LL: I’ve been really inspired seeing a lot of queer and trans people I’m around who are younger than me doing these events that I think are so sick and so divorced from social media activity. I think that runs contrary to how we think of Gen Z being chronically online. The events I’m talking about: I have a friend whose been organizing Jello wrestling; it’s a bunch of trans people in swimsuits and bikinis on a hot summer day wrestling in a big tub of Jello. They do a full competition and have superlative awards at the end, and it’s just a bunch of people who got together. It wasn’t even publicly shared on social media or anything like that; there were photos after the fact, but it was not about that.

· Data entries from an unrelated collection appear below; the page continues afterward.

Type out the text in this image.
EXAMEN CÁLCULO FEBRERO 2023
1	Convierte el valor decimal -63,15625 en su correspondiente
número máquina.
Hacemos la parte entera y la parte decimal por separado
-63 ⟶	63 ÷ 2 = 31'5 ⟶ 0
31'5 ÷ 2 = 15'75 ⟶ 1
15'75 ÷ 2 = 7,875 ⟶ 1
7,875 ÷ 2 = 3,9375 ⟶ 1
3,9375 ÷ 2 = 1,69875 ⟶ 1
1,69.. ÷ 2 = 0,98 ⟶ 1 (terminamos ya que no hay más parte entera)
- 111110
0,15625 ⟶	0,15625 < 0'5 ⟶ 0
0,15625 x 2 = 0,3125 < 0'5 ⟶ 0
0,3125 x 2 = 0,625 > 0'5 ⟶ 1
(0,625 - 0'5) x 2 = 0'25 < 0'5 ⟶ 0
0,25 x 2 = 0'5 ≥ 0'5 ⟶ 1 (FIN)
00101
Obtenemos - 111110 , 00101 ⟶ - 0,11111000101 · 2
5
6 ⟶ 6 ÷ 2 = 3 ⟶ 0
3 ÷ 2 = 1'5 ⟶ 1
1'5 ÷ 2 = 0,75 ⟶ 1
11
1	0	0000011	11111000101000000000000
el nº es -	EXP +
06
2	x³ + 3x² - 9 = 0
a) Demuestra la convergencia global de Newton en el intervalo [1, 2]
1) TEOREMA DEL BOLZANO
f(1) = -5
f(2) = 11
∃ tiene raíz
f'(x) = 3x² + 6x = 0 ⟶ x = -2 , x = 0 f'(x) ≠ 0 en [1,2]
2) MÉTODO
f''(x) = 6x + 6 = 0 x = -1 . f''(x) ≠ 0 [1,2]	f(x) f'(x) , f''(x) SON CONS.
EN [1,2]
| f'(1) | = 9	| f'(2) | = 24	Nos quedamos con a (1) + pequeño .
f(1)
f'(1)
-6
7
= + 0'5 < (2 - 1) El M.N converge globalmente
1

It was a bunch of people hanging out in a backyard getting in some Jello. [Events like this are] organized by these younger kids who are using social media in this way of like, we can connect and then we can organize things, and then we can meet up. I think millennials, like myself, a lot of us came up right at the wrong time with social media to think it is something that matters. I think a lot of what I’m seeing from these kids is that it’s something they can use, and it can be whatever slop, but then it’s “OK, let’s hangout.” Or let’s hangout and make videos. I hope that that also continues into music. People getting together to play music together. Throwing shows to hang out and not with any ulterior motive, just to make music and hang out.
Kern Haug: I’m inspired anytime people are motivated to create stuff, versus consume stuff. Like, “oh I just have energy to make something; I didn’t have to do that, I spent money to make a thing happen.” I work at a community radio station, and I’m always in awe of how many people show up just to play a mix on our turntables. They’re like, I want to get in there and practice more, I want to create a mix to share with people, get good at DJing. No one is making money off this, it’s not going anywhere. But [people] finding things to do besides buy their identity or personality. It’s cool to see that there’s people actually motivated to do that. Bring their own sense of value to put into stuff.